Ты не ошиблась, случайно сболтнув о подобии Адамо этому трупу, с его испачканными кровью жирноватыми бёдрами и рассеянным взглядом из-под приспущенных, будто усталых, век. Сходство есть и у этой глиняной мадонны, эта её маска гнева хорошо нам знакома... С кем – пока не установить, но само её подобие кому-то несомненно есть. Тогда слова о подобии просто сорвались с языка, словно они были сорвавшейся попыткой налгать о нём, сочинить его, а вот теперь подобие явилось само и стало быть. Будто убрали рассеивающую изображение линзу, стоявшую прежде между зрителем и зримым, или наоборот, надели на зрачки зрителя приспособление с удачно найденными диоптриями, молниеносно сконцентрировавшее распылённый туманчиком свет, так внезапно выявилось это очевидное подобие, чуть ли не тождество. И мы с тобой обязательно вспомним, с кем именно это тождество, обещаю, узнаем о нём всё. А пока – терпение.

Повинуясь этому приказу, мы стискиваем твои зубы и они явственно скрипят. Нет, отчаяние и тут не причём, наглотались мы всякой дряни, вот они и скрипят. Надо просто почистить зубы, и это всё. Пустякам – пустяшные средства, разумные, не тяжёлая же сразу кавалерия! Обезьяна разума? Что ж, но разума, а не порождённых спящим разумом омерзительных чудовищ. Простая зубная щётка, простое действие, всё вместе – простейшее событие, вместо сложных и жутких порождений развязной фантазии слепорождённого, да и давно мёртвого греческого болтуна с его аллегориями. Вместо этих жестоких чад, убивающих своего родителя: cамо событие. А оно живо, наше событие, оно есть, уже нам дано, потерпи немного – и ты узнаешь его. Оно тут, и мы уже слышим его приближение.

Шаг за шагом приближается оно к нам, и мы всё ясней слышим шарканье его подошв, и с каждым его шагом проясняется наше зрение, готовится встретить глаза в глаза его, надвигающееся на нас. Вот, проясняется и остававшееся туманным подобие: маска глиняной мадонны, оказывается, вылитая те, тёмные насупленные лики византийских икон, такие висели на стене спальни твоего папочки. Это просто смешно, как можно забыть такое! Но, возможно, просто вспомнить такую простую вещь помешала сложность самого подобия, ведь эта мадонна смахивает на кое-кого ещё... Ну, и на кого же? Терпение, говорю тебе, подожди маленько – дождёшься ответа на это. А пока давай полюбуемся тем, как укушенная внезапным вспоминанием память вздрагивает, ворочается грузной тушей своей в месиве забытого, извлекает из его глубин и другие, прекрасно сохранившиеся, оказывается, в его руинах византийские черепки.
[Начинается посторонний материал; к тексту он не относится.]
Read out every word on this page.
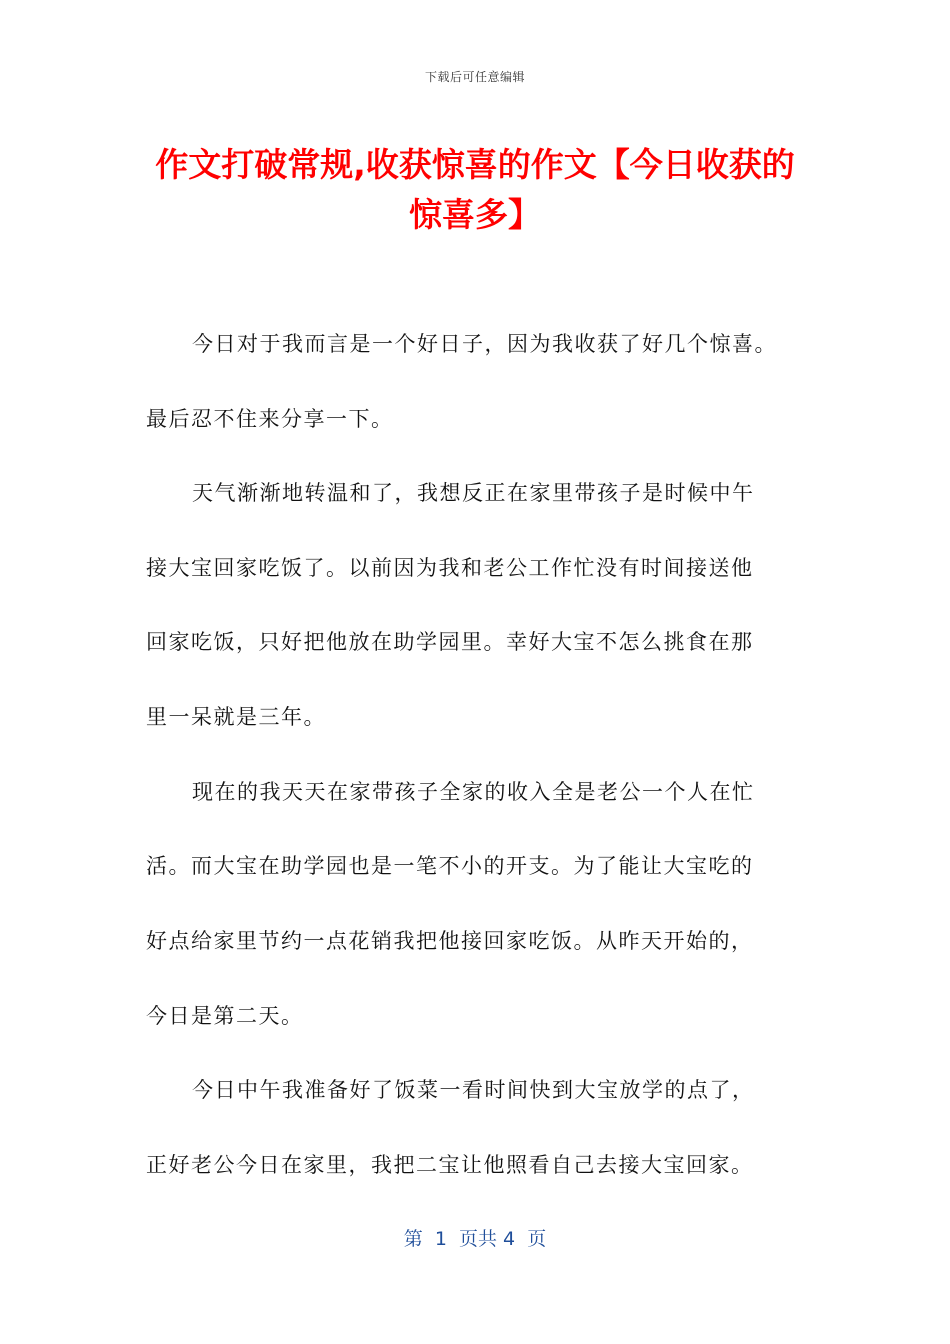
下载后可任意编辑
作文打破常规,收获惊喜的作文【今日收获的惊喜多】
今日对于我而言是一个好日子，因为我收获了好几个惊喜。
最后忍不住来分享一下。
天气渐渐地转温和了，我想反正在家里带孩子是时候中午
接大宝回家吃饭了。以前因为我和老公工作忙没有时间接送他
回家吃饭，只好把他放在助学园里。幸好大宝不怎么挑食在那
里一呆就是三年。
现在的我天天在家带孩子全家的收入全是老公一个人在忙
活。而大宝在助学园也是一笔不小的开支。为了能让大宝吃的
好点给家里节约一点花销我把他接回家吃饭。从昨天开始的，
今日是第二天。
今日中午我准备好了饭菜一看时间快到大宝放学的点了，
正好老公今日在家里，我把二宝让他照看自己去接大宝回家。
第  1  页共 4  页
Что за смешная штука эта память! Не помнит того, что было миг назад, а вместе с тем – тысячелетия хранит в своих недрах бормотанье слепого рапсода, или никому не нужные сведения о несуществующих созданиях. Простой, как зубная щётка, и, как зубная щётка – несомненно существующий рюкзачок не удерживается в ней, ущербной, а безумный лже-физиолог вживается в неё навсегда! Его смутные анонимные бредни остаются в ней, оказывается, навечно. Правда, найти этим бредням имя нетрудно, да оно и найдено уже другими: поэзия. Им легко придумать и другое имя, по случаю, но как их ни назови – а они опять-таки ущерб. Имя несущественно, вряд ли имена помогают прояснить память и всё вокруг скорее, чем оно проясняется само. Имена лишь дают всему фальшивое, обманчиво простое объяснение.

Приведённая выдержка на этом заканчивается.